Speaking alongside other energy trade group chief executives Abby made it clear that solar would be the main power source of choice in the coming decade. It was a bold comment. Everyone in attendance was keenly focused on the future of American energy, and the challenges and opportunities we all face. No industry is better prepared to own the future than solar
In the same way that the advent of the internet and e-commerce defined the 90s, we expect clean energy to define the 2020s. Solar is already a meaningful player in electricity markets nationwide, but the next decade is going to see a major transformation. Solar will go from accounting for what was a fraction of generation early in this decade, to a big piece of the electricity pie. From a fringe technology to a mainstay in American energy.
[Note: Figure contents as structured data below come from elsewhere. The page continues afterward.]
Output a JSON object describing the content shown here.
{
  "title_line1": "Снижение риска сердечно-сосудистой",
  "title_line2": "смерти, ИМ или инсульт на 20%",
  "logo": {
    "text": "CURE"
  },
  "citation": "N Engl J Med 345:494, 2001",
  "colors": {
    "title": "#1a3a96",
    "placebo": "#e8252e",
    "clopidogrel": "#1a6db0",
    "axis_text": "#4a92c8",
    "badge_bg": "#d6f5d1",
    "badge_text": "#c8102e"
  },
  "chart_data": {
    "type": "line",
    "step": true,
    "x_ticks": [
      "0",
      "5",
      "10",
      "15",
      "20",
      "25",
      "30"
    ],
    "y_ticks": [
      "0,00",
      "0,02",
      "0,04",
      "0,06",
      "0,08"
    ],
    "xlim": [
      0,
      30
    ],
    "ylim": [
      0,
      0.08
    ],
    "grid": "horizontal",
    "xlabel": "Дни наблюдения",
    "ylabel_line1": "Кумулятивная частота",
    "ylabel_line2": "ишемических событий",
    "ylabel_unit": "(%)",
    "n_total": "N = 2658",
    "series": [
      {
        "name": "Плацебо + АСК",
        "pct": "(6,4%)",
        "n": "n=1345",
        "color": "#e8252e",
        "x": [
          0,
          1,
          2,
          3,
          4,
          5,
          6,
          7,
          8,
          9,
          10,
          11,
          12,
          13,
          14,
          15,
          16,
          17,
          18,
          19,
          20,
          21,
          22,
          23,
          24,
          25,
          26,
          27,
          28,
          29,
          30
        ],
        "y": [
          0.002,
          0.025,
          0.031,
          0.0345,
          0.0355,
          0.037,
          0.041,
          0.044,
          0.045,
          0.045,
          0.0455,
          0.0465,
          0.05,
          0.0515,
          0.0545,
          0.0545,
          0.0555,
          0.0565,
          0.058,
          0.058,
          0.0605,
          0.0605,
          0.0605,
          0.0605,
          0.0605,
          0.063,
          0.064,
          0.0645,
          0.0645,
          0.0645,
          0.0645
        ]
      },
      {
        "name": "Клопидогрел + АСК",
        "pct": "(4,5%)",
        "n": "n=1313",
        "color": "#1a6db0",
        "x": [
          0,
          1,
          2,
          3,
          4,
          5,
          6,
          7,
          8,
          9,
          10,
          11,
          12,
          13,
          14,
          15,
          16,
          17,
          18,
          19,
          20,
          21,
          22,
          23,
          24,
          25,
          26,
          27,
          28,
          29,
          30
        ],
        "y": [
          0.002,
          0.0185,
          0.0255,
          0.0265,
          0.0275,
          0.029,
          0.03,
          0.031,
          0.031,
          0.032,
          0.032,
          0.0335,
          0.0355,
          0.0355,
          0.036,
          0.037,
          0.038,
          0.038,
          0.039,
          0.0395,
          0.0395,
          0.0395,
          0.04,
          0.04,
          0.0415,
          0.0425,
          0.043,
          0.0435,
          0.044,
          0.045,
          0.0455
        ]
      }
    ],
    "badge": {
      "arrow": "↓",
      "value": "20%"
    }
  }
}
The use of clean energy is soaring. Last year, a new solar project was installed every 100 seconds. Looking ahead, total installed solar capacity in the U.S. is projected to more than double over the next 5 years – with an additional 68 gigawatts of solar expected to come online, 14% more solar than has been installed throughout the industry’s entire history. Just last week, EIA released numbers that project utility-scale solar’s share of total generation in the U.S. will grow by 10% this year alone, and by 17% in 2020, joining wind as the fastest-growing sources of electricity over that time period. At SEIA, we actually think those numbers aren’t aggressive enough.
That's why it's no surprise that solar enjoys such broad public support. The messaging survey we conducted last fall showed that 76% of Americans think their utility should invest more in solar energy. As we look to utilities and major corporations to invest in solar energy, it’s critical to point out that their customers and shareholders are strongly in favor. What's more, 73% of Republicans feel that the government should take action to support solar energy. Those are the kind of numbers that inspire bipartisan action.
The U.S. economy is shifting beneath our feet every day – and along with it is the U.S. consumer. We can’t expect the electricity customer of tomorrow to be satisfied with the current, tired way of doing things – they want more transparency, more reliability, more choice and more security. Solar is foundational to delivering those services.
The world is changing, and policies that support clean energy are vital – not only because we need clean sources of energy to combat climate change and protect our air and water, but also because it makes sound economic sense and will fuel job growth and private investment across the country. At SEIA, we are bringing this inevitable transition forward sooner rather than later.